In regard to the reply of the Ministry of Foreign Affairs, Tamar Tomashvili believes that it is a huge mistake to link the aforementioned case to the dispute at the European Court of Human Rights. It is immensely important for Georgia to have an opportunity to carry on with its disputes against Russia in both courts. In addition, these are two different cases with two different dispute contents. At the International Court of Justice, there is a dispute between the states and the subject of the dispute is the ethnic cleansing and discrimination of Georgians whilst the case at the European Court of Human Rights concerns the violation of human rights during 2008 combat operations. The Georgian side’s decision to link these two disputes to each other is dangerous because the International Court of Justice will perhaps dismiss the dispute which was already considered by another international court – in this case, the European Court of Human Rights. In accordance with the statutes of both courts, they are not authorised to discuss the case if there is already another international court’s judgment. Russia tried to link these cases before the European Court of Human Rights based on the argument that in essence it is a single dispute. Georgia’s decision to employ this kind of approach will help Russia to use the same argument at the International Court of Justice if there is a judgment issued by the European Court of Human Rights.

In the process of writing this article, FactCheck again inquired with the Ministry of Foreign Affairs and the Ministry of Justice.

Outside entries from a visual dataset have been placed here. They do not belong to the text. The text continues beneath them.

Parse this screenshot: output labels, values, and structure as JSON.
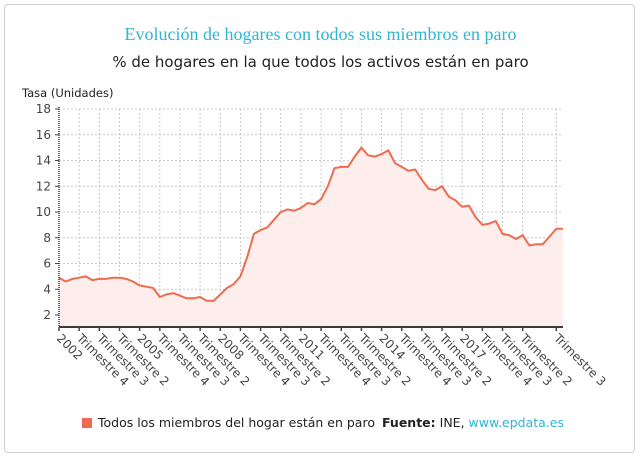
{
  "header": {
    "title": "Evolución de hogares con todos sus miembros en paro",
    "subtitle": "% de hogares en la que todos los activos están en paro"
  },
  "footer": {
    "source_label": "Fuente:",
    "source_text": "INE,",
    "source_link": "www.epdata.es"
  },
  "colors": {
    "title": "#2fb5d3",
    "series": "#ee6b4f",
    "area": "#fdeeec",
    "link": "#2fb5d3"
  },
  "chart_data": {
    "type": "area",
    "title": "Evolución de hogares con todos sus miembros en paro",
    "subtitle": "% de hogares en la que todos los activos están en paro",
    "xlabel": "",
    "ylabel": "Tasa (Unidades)",
    "ylim": [
      1.1,
      18
    ],
    "yticks": [
      2,
      4,
      6,
      8,
      10,
      12,
      14,
      16,
      18
    ],
    "grid": true,
    "legend_position": "bottom-left",
    "x_tick_labels": [
      "2002",
      "Trimestre 4",
      "Trimestre 3",
      "Trimestre 2",
      "2005",
      "Trimestre 4",
      "Trimestre 3",
      "Trimestre 2",
      "2008",
      "Trimestre 4",
      "Trimestre 3",
      "Trimestre 2",
      "2011",
      "Trimestre 4",
      "Trimestre 3",
      "Trimestre 2",
      "2014",
      "Trimestre 4",
      "Trimestre 3",
      "Trimestre 2",
      "2017",
      "Trimestre 4",
      "Trimestre 3",
      "Trimestre 2",
      "Trimestre 3"
    ],
    "x_tick_indices": [
      0,
      3,
      6,
      9,
      12,
      15,
      18,
      21,
      24,
      27,
      30,
      33,
      36,
      39,
      42,
      45,
      48,
      51,
      54,
      57,
      60,
      63,
      66,
      69,
      74
    ],
    "series": [
      {
        "name": "Todos los miembros del hogar están en paro",
        "color": "#ee6b4f",
        "values": [
          4.9,
          4.6,
          4.8,
          4.9,
          5.0,
          4.7,
          4.8,
          4.8,
          4.9,
          4.9,
          4.8,
          4.6,
          4.3,
          4.2,
          4.1,
          3.4,
          3.6,
          3.7,
          3.5,
          3.3,
          3.3,
          3.4,
          3.1,
          3.1,
          3.6,
          4.1,
          4.4,
          5.0,
          6.5,
          8.3,
          8.6,
          8.8,
          9.4,
          10.0,
          10.2,
          10.1,
          10.3,
          10.7,
          10.6,
          11.0,
          12.0,
          13.4,
          13.5,
          13.5,
          14.3,
          15.0,
          14.4,
          14.3,
          14.5,
          14.8,
          13.8,
          13.5,
          13.2,
          13.3,
          12.5,
          11.8,
          11.7,
          12.0,
          11.2,
          10.9,
          10.4,
          10.5,
          9.6,
          9.0,
          9.1,
          9.3,
          8.3,
          8.2,
          7.9,
          8.2,
          7.4,
          7.5,
          7.5,
          8.1,
          8.7,
          8.7
        ]
      }
    ]
  }
}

The reply of the Ministry of Foreign Affair is similar to that of 2017. In particular, the Ministry of Foreign Affairs states that the European Court of Human Rights is considering Georgia’s case filed against Russia which seeks to hold Russia responsible for human rights violations as a result of the war in 2008. Taking this into account, the last note to Russia was sent in 2014 when Georgia informed the Russian Federation that it would resume the dispute at the International Court of Justice after the dispute at the European Court of Human Rights is over. The Ministry of Justice, in its reply, holds the same position.

Of importance is that according to Section 5 of Article 61 of the so-called statute of the International Court of Justice, no application for revision may be made after a lapse of ten years from the date of the judgment. Therefore, Georgia has time to complete all of the pre-trial procedures until April 2021. The Ministry of Justice and the Ministry of Foreign Affairs have identical positions in regard to the date expiration and say that if new circumstances are identified in the case, Georgia will immediately apply to the International Court of Justice. Tea Tsulukiani claims that European Court of Human Rights will inevitably identify new circumstances which will allow Georgia to continue the dispute in The Hague.

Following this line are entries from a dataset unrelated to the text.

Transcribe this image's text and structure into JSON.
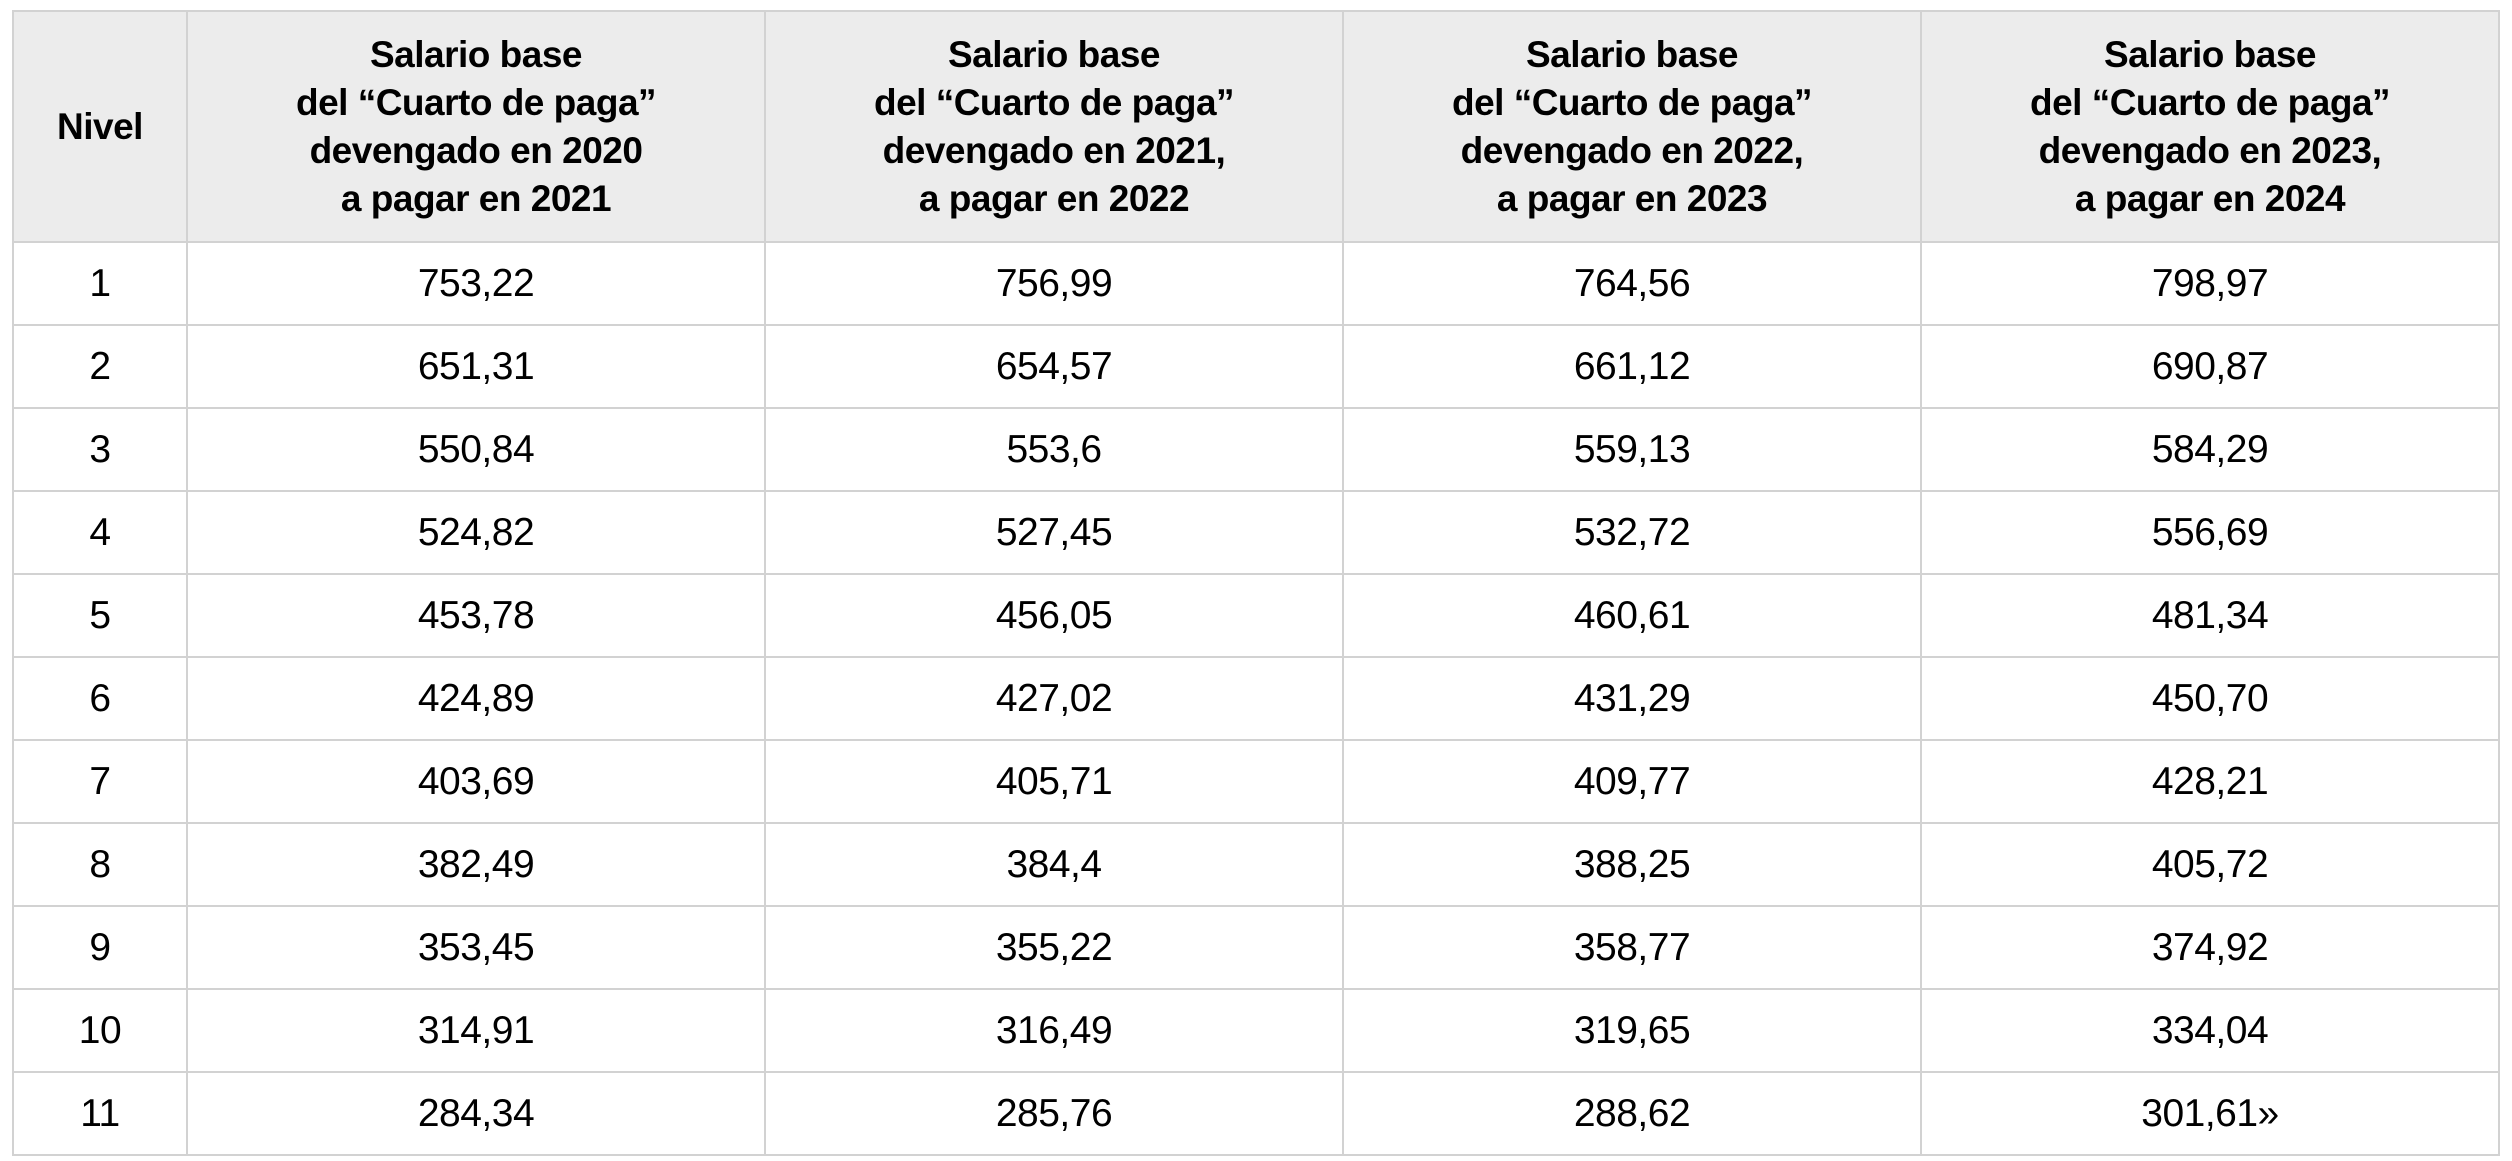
{
  "table": {
    "headers": [
      {
        "label": "Nivel"
      },
      {
        "label": "Salario base\ndel “Cuarto de paga”\ndevengado en 2020\na pagar en 2021"
      },
      {
        "label": "Salario base\ndel “Cuarto de paga”\ndevengado en 2021,\na pagar en 2022"
      },
      {
        "label": "Salario base\ndel “Cuarto de paga”\ndevengado en 2022,\na pagar en 2023"
      },
      {
        "label": "Salario base\ndel “Cuarto de paga”\ndevengado en 2023,\na pagar en 2024"
      }
    ],
    "rows": [
      {
        "nivel": "1",
        "values": [
          "753,22",
          "756,99",
          "764,56",
          "798,97"
        ]
      },
      {
        "nivel": "2",
        "values": [
          "651,31",
          "654,57",
          "661,12",
          "690,87"
        ]
      },
      {
        "nivel": "3",
        "values": [
          "550,84",
          "553,6",
          "559,13",
          "584,29"
        ]
      },
      {
        "nivel": "4",
        "values": [
          "524,82",
          "527,45",
          "532,72",
          "556,69"
        ]
      },
      {
        "nivel": "5",
        "values": [
          "453,78",
          "456,05",
          "460,61",
          "481,34"
        ]
      },
      {
        "nivel": "6",
        "values": [
          "424,89",
          "427,02",
          "431,29",
          "450,70"
        ]
      },
      {
        "nivel": "7",
        "values": [
          "403,69",
          "405,71",
          "409,77",
          "428,21"
        ]
      },
      {
        "nivel": "8",
        "values": [
          "382,49",
          "384,4",
          "388,25",
          "405,72"
        ]
      },
      {
        "nivel": "9",
        "values": [
          "353,45",
          "355,22",
          "358,77",
          "374,92"
        ]
      },
      {
        "nivel": "10",
        "values": [
          "314,91",
          "316,49",
          "319,65",
          "334,04"
        ]
      },
      {
        "nivel": "11",
        "values": [
          "284,34",
          "285,76",
          "288,62",
          "301,61»"
        ]
      }
    ]
  },
  "colors": {
    "header_background": "#ececec",
    "border": "#d2d2d2",
    "text": "#000000",
    "page_background": "#ffffff"
  }
}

FactCheck will continue to pay close attention to this issue in the future and offer readers updated information.



[1] For the Convention details, see here.

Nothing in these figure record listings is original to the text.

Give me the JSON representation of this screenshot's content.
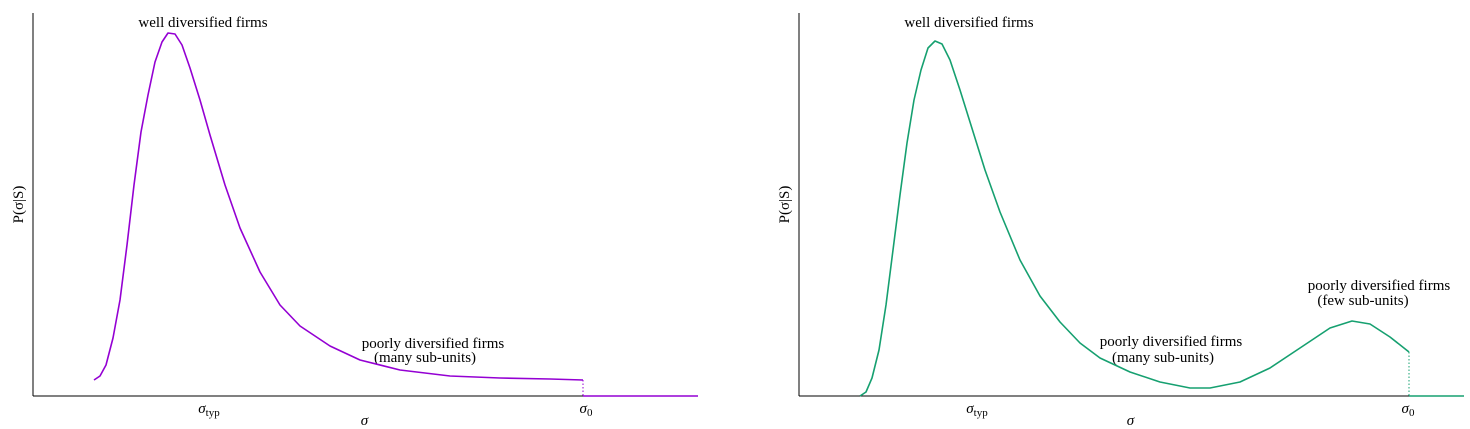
{
  "chart_data": [
    {
      "type": "line",
      "xlabel": "σ",
      "ylabel": "P(σ|S)",
      "xlim": [
        0,
        665
      ],
      "ylim": [
        0,
        383
      ],
      "xticks": [
        {
          "value": 176,
          "label": "σ",
          "sub": "typ"
        },
        {
          "value": 553,
          "label": "σ",
          "sub": "0"
        }
      ],
      "annotations": [
        "well diversified firms",
        "poorly diversified firms",
        "(many sub-units)"
      ],
      "series": [
        {
          "color": "#9400d3",
          "x": [
            61,
            67,
            73,
            80,
            87,
            94,
            101,
            108,
            115,
            122,
            129,
            135,
            142,
            149,
            157,
            167,
            177,
            192,
            207,
            227,
            247,
            267,
            297,
            327,
            367,
            417,
            467,
            517,
            550,
            null,
            550,
            665
          ],
          "values": [
            16,
            20,
            31,
            58,
            96,
            151,
            211,
            264,
            301,
            334,
            354,
            363,
            362,
            351,
            328,
            296,
            261,
            211,
            168,
            124,
            91,
            70,
            50,
            36,
            26,
            20,
            18,
            17,
            16,
            null,
            0,
            0
          ]
        }
      ]
    },
    {
      "type": "line",
      "xlabel": "σ",
      "ylabel": "P(σ|S)",
      "xlim": [
        0,
        665
      ],
      "ylim": [
        0,
        383
      ],
      "xticks": [
        {
          "value": 178,
          "label": "σ",
          "sub": "typ"
        },
        {
          "value": 609,
          "label": "σ",
          "sub": "0"
        }
      ],
      "annotations": [
        "well diversified firms",
        "poorly diversified firms",
        "(many sub-units)",
        "poorly diversified firms",
        "(few sub-units)"
      ],
      "series": [
        {
          "color": "#16a070",
          "x": [
            61,
            67,
            73,
            80,
            87,
            94,
            101,
            108,
            115,
            122,
            129,
            136,
            143,
            151,
            161,
            171,
            186,
            201,
            221,
            241,
            261,
            281,
            301,
            331,
            361,
            391,
            411,
            441,
            471,
            501,
            531,
            553,
            571,
            591,
            610,
            null,
            610,
            665
          ],
          "values": [
            0,
            4,
            18,
            46,
            91,
            146,
            201,
            253,
            296,
            326,
            348,
            355,
            352,
            336,
            306,
            274,
            226,
            184,
            136,
            100,
            74,
            53,
            38,
            24,
            14,
            8,
            8,
            14,
            28,
            48,
            68,
            75,
            72,
            59,
            44,
            null,
            0,
            0
          ]
        }
      ]
    }
  ]
}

[2] Racial discrimination.

[3] Racial segregation and apartheid.

[4] Racial hatred.

[5] Breaching right of equality.

[6] Effective protection.

[7] According to this article, the disputant party shall seek to settle the dispute by negotiations. If this fails, there is a Committee for the Elimination of Racial Discrimination where a hearing shall be conducted in observance of the respective procedure. This procedure envisions how a state party shall file a case against another state, how the second state shall be informed about that (referring to a note, for instance), etc.

[8] The dispute at the European Court of Human Rights is still ongoing.